Nolan-Joy nous représente les androïdes comme des personnages normaux avec des enjeux dramatiques normaux. Or, on se fout de ce qui pourrait leur arriver, alors pourquoi mettre en valeur leurs mésaventures et leur souffrance qui tournent en boucle ? Pour grossièrement manipuler le spectateur comme dans les histoires pour enfants. Les androïdes sont les « gentils » et il faut avoir de l'empathie pour eux, et les clients sont les « méchants » car ce sont des hédonistes cyniques.
Reste la thématique que l’on voit arrivé de très loin qui consiste à faire réfléchir sur la condition humaine en montrant les androïdes devenir humains. Ce n’est pas très original, et c’est tellement poussif. C'est aussi très prévisible pour le personnel du parc, alors pourquoi pas de formatage intégral des androïdes ? Pourquoi continuer à jouer aux apprentis sorciers quitte à mettre en danger de mort les clients ?
La série est aussi truffée de petites incohérences ici et là :
- Une femme en plein Far West qui apprend à se servir à l’âge adulte d’une arme à feu, c’est juste ridicule. A l’époque, les armes étaient des outils indispensables. Et je croyais que les femmes étaient censées être indépendantes ?!
- A la fin de l’épisode 3, cette même femme se sert de son peacemaker comme d’un revolver double action (sans réarmer le chien), bonjour le sens du détail. Nolan-Joy ne s’est pas sérieusement documenté. Le montage est d’ailleurs atroce lors des scènes d’action.
- Pourquoi certains clients sont-ils aussi couards s’ils savent très bien qu’ils ne risquent rien ?

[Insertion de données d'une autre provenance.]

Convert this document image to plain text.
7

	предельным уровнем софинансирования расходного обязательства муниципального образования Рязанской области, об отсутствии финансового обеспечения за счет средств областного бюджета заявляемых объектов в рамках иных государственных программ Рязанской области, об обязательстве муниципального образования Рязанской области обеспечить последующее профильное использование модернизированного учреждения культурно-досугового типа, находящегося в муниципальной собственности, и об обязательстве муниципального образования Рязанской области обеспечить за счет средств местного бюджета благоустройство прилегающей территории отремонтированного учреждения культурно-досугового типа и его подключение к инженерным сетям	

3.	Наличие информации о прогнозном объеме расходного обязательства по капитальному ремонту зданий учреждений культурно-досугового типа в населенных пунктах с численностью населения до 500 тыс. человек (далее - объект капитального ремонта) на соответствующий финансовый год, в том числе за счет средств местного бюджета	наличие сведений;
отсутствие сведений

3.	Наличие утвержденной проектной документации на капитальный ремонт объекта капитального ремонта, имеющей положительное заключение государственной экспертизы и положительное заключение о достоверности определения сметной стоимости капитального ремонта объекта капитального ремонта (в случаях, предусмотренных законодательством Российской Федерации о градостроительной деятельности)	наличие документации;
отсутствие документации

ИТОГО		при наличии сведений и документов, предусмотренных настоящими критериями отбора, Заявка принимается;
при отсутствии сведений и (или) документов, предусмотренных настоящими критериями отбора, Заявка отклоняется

- Le parc est régulièrement réinitialisé. Or, quel est l’intérêt ? Pourquoi faire tourner en boucle les mêmes scénarios ? Pourquoi persister à faire fonctionner les androïdes, avec tout ce que ça représente en termes de coût et de main d’œuvre pénible, même quand il n’y a pas de clients aux alentours ? Et comment font-ils si les clients sont dans les parages ?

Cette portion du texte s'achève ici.